You can break up for a million reasons. As long as you don’t want kids, you are fine.

It would be a bigger concern if it was a 15 or 20 year age gap like an Ashton Kutcher or Jason Mamoa type situation.
Anonymous
Anonymous wrote:
Anonymous wrote:Men age more slowly than women overall, about 15 years behind them, so her at 50 will be about the same as you at 65 years old, give or take depending on your genetics and health.

So take that into account. If you have a great relationship, just have some realistic expectations about how her body will change in her 50s and 60s.


Prove your stats, please.

Why is that men die 5 years earlier than women on average?


Because women do the emotional and mental labor. Men are happier when they are married. Women are happier when they are not married. Bc many of us have to take care of an emotionally immature man who relies on his wife to manage things he deems unimportant.
Anonymous
Anonymous wrote:
Anonymous wrote:
Anonymous wrote:Men age more slowly than women overall, about 15 years behind them, so her at 50 will be about the same as you at 65 years old, give or take depending on your genetics and health.

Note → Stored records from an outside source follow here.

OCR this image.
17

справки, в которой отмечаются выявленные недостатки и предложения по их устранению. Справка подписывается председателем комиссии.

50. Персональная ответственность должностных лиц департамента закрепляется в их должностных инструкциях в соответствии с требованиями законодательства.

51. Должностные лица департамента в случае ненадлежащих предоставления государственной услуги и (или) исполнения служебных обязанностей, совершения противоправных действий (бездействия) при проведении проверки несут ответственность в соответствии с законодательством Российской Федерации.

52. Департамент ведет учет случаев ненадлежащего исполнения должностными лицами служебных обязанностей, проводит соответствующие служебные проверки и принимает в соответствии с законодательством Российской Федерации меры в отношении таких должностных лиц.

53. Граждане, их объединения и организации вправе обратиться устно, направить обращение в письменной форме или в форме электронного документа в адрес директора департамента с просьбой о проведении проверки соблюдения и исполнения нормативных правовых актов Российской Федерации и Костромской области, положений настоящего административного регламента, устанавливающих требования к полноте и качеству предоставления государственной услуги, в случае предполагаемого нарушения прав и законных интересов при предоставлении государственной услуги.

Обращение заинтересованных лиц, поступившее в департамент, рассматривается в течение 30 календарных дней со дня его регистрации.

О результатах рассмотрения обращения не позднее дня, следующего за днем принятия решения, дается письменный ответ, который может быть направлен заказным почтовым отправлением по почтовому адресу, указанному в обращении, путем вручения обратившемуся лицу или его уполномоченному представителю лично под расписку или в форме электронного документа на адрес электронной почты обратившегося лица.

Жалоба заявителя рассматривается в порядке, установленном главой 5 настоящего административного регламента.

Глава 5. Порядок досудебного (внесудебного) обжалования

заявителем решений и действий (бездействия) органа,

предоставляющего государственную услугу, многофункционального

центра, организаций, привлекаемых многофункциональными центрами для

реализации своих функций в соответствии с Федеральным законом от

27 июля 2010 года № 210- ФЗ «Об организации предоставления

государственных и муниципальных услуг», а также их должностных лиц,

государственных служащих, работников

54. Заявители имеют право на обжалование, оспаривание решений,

So take that into account. If you have a great relationship, just have some realistic expectations about how her body will change in her 50s and 60s.


Prove your stats, please.

Why is that men die 5 years earlier than women on average?


Because women do the emotional and mental labor. Men are happier when they are married. Women are happier when they are not married. Bc many of us have to take care of an emotionally immature man who relies on his wife to manage things he deems unimportant.


Men age much worse than women, and pick up more chronic conditions with the age. That’s just the stats: obesity is higher for men than for women after age 45.
Therefore, men die earlier.

If not for men being socially conditioned to date younger, based on these simple facts men should marry older women to be at the same stages of life

Libido is not everything: and men overwhelmingly have ED after 45.

It’s the overal life energy level, wellness etc that matters, too.
Anonymous
I think what you've described in a partner and relationship points to someone who would be happier with shorter relationships. You sound like someone who would value the intense beginning part of a relationship and the excitement of a new sexual partner.

Be good to your kids now though so when you become old and I'll they can take you to doctor's appointments and all that.
Anonymous
Anonymous wrote:I'm a 42 year old man, dating a woman who's 49. It's getting serious. I'm really into her. She takes care of herself, is in good shape, looks great, and has a high libido. (I think all the same applies to me). But I keep thinking about what will happen in 5 years, 10 years, 15 years. Will she suddenly age quickly, lose her libido, etc., while I'm still fit and active for an extended period? I know eventually I'll be old and have a lower libido, too, and then we'll probably be back in sync, but there will presumably be a lag -- potentially for many years. Have people been through this? How'd it work out?